The Reserve Bank of Australia (RBA) has indicated the possibility that inflation may exceed earlier expectations in the third quarter, citing stronger-than-anticipated economic signals even as employment growth slows.
Speaking on Wednesday at the Citi Australia & New Zealand Investment Conference in Sydney, Assistant Governor Sarah Hunter said the central bank is weighing mixed signals – resilient domestic demand on one hand, and easing employment gains on the other. She warned that slower productivity growth is limiting how quickly wages can rise and how fast the economy can expand.
Hunter said the RBA has lowered its medium-term productivity growth estimate from 1% to 0.7%, which reduces the economy’s non-inflationary growth rate to about 2%. She linked the slowdown to “a lack of competition, business dynamism, and capital deepening.”
In its September policy statement, the RBA noted that employment growth had weakened by slightly more than expected but that the unemployment rate was steady at 4.2% in August. The board also flagged that recent partial data suggest inflation in the September quarter may be higher than anticipated.
Figures from the Australian Bureau of Statistics showed full-time employment dropped by about 40,900 in August while part-time work rose by 35,500, leaving the overall jobless rate unchanged.
The RBA said the latest labour figures, along with early inflation data, suggest price pressures in the September quarter may exceed earlier projections. Headline consumer prices rose 3.0% year-on-year in August – the fastest pace in 12 months – while core measures were mixed. The outcome has dampened expectations for near-term rate cuts.

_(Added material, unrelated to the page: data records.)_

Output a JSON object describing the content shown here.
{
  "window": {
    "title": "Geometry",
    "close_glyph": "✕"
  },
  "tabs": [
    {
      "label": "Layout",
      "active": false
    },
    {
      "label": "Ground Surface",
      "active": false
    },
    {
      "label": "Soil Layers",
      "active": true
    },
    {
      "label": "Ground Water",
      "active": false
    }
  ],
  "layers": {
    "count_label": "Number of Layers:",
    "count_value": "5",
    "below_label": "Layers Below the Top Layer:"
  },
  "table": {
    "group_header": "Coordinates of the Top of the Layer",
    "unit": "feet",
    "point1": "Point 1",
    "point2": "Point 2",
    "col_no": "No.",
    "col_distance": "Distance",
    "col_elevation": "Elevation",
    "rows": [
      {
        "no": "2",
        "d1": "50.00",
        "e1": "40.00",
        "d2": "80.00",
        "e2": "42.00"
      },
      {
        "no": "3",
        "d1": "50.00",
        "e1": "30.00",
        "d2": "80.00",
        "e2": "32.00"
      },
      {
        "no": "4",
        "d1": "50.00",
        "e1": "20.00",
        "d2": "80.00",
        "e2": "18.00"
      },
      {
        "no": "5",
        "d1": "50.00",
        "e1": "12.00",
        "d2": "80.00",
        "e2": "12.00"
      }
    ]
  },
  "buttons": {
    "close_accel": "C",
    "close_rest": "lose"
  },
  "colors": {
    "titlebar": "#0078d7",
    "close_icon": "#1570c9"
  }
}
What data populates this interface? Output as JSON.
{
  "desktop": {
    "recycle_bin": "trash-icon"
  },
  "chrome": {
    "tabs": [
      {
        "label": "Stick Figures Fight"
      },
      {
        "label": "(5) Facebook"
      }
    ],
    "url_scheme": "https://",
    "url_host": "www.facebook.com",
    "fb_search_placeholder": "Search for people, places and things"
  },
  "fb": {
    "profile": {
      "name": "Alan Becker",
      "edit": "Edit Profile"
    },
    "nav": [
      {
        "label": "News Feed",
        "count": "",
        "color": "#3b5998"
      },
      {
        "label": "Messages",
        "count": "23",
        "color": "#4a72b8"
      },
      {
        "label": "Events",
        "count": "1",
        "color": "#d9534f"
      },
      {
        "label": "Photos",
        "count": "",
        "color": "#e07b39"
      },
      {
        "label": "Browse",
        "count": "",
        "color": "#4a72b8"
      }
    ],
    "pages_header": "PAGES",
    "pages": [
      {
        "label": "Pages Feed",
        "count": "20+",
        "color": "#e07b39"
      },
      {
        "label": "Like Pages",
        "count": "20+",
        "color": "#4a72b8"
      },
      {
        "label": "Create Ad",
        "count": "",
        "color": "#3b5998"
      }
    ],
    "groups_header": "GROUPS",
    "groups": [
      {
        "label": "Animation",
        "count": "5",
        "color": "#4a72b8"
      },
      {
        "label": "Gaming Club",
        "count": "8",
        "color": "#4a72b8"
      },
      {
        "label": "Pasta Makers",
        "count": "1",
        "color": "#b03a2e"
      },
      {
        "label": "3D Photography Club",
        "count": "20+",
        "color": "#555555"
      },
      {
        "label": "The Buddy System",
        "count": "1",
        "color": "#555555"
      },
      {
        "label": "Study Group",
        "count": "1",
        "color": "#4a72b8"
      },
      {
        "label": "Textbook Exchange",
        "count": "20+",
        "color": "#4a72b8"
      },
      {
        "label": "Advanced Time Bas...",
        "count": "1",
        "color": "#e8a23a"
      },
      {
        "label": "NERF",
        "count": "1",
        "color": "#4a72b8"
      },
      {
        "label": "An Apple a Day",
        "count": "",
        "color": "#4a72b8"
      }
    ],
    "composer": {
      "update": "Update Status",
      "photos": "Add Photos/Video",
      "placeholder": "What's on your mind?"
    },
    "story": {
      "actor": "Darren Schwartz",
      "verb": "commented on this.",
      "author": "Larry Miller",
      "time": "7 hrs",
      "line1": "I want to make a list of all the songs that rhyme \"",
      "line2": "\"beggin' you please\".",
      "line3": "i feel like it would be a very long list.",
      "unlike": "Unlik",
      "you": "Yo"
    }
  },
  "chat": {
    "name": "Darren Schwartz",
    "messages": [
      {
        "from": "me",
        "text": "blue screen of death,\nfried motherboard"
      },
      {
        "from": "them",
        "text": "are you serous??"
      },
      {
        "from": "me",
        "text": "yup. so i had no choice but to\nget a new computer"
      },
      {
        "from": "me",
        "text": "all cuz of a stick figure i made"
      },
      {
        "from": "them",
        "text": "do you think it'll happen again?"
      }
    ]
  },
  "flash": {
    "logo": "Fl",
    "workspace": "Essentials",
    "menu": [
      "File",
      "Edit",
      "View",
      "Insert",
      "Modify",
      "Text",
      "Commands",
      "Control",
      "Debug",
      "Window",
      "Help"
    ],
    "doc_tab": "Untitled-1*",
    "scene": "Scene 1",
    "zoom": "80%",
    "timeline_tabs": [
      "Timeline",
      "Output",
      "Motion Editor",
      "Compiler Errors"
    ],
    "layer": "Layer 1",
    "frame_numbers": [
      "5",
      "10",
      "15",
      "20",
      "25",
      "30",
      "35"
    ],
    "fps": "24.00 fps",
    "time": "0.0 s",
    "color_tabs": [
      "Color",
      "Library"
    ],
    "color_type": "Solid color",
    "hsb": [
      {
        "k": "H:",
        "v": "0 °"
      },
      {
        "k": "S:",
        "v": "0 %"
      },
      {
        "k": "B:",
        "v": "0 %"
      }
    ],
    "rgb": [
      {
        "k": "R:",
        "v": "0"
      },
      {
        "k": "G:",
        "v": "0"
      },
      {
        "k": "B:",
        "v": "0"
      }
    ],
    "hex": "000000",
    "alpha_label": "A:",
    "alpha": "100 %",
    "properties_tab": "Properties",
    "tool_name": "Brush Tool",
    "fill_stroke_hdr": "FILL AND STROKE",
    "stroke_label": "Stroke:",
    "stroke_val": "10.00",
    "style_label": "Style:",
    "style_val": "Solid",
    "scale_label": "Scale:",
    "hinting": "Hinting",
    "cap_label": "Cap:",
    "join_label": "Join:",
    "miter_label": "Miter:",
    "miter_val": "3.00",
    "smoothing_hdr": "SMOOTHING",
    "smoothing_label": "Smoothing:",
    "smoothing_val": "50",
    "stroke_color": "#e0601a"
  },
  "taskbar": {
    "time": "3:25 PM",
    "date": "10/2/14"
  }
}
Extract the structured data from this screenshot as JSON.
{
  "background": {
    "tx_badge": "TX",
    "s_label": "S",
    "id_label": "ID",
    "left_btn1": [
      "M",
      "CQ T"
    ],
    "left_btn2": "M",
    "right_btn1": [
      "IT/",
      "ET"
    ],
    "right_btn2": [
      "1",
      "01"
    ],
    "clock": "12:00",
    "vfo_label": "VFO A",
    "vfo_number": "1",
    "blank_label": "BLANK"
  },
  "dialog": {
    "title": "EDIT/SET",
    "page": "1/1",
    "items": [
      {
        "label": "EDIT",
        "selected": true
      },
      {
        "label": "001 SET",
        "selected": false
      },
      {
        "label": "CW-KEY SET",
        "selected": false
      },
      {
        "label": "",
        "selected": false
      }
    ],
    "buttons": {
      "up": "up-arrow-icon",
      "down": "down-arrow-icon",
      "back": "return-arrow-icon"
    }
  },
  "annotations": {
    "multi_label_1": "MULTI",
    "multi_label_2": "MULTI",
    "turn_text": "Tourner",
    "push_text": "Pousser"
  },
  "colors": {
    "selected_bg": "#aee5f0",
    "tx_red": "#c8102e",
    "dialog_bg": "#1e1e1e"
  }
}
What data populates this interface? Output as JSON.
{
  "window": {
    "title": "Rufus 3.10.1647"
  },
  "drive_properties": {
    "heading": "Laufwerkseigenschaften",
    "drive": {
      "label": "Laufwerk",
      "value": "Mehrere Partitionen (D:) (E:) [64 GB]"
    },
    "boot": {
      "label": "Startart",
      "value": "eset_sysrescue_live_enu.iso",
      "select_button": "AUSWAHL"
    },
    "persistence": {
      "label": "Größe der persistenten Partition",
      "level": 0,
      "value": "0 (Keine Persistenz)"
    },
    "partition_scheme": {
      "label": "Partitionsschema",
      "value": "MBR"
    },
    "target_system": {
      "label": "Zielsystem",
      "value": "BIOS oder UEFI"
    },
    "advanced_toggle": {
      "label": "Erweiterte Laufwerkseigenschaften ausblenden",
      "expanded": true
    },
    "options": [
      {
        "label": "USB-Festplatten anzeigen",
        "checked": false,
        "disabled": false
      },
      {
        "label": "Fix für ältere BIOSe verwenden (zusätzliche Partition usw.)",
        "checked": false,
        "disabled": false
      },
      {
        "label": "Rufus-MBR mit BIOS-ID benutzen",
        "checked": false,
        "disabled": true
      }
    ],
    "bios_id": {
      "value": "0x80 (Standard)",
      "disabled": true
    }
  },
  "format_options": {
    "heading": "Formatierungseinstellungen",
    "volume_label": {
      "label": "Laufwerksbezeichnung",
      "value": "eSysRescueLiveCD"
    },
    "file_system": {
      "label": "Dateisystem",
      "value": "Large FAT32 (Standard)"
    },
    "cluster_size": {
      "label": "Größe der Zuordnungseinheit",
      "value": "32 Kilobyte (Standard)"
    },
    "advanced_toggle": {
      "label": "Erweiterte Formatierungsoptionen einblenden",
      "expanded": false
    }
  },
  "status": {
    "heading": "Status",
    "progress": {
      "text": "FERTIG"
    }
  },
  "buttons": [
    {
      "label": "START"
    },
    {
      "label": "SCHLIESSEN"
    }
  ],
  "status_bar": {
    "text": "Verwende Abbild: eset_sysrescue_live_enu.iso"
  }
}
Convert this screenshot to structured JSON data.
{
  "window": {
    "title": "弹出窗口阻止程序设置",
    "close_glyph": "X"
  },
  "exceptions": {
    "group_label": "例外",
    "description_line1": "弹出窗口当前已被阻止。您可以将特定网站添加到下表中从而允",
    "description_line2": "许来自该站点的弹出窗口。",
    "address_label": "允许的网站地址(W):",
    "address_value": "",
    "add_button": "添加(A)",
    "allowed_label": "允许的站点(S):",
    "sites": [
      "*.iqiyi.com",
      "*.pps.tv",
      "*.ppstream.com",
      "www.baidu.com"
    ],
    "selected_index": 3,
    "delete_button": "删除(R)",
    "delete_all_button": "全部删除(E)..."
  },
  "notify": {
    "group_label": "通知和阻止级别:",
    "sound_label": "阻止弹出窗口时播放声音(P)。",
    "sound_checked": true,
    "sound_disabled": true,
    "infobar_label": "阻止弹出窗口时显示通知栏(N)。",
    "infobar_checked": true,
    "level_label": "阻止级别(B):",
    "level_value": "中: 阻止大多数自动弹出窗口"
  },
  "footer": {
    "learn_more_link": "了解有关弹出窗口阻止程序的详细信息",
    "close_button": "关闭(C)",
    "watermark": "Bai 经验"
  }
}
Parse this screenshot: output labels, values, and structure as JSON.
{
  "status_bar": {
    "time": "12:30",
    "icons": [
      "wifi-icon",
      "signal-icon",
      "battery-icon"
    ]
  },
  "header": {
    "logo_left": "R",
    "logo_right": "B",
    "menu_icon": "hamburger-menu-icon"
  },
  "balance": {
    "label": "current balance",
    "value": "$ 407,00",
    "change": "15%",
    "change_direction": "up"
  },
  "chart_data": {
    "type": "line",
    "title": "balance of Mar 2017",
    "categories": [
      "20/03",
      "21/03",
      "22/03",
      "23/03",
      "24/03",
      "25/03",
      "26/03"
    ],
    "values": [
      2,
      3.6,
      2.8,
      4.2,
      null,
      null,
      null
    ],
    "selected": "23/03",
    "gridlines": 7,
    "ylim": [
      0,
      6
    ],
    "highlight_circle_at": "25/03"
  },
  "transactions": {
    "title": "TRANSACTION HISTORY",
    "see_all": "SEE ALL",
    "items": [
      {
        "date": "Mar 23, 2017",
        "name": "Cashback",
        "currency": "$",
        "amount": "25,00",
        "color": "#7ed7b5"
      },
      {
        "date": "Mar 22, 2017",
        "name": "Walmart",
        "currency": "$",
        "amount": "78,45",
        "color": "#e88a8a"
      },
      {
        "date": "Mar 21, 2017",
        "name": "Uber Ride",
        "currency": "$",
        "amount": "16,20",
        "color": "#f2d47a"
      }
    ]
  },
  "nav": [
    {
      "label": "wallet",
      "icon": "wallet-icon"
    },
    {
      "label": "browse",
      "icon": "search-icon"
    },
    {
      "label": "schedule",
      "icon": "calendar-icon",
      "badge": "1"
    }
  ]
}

On household spending, Hunter said consumer data hasn’t been weaker than expected but could soften slightly in the September quarter. She also pointed to uncertainty in the global economy, describing US trade policy as “an unpredictable situation” that continues to weigh on global growth.
“The board will adjust policy as appropriate as new information comes to hand,” Hunter said.
The RBA has kept the cash rate unchanged at 3.60% since August, after three reductions earlier in the year. Following Hunter’s remarks, the Australian dollar fell 0.31% to around US$0.6493.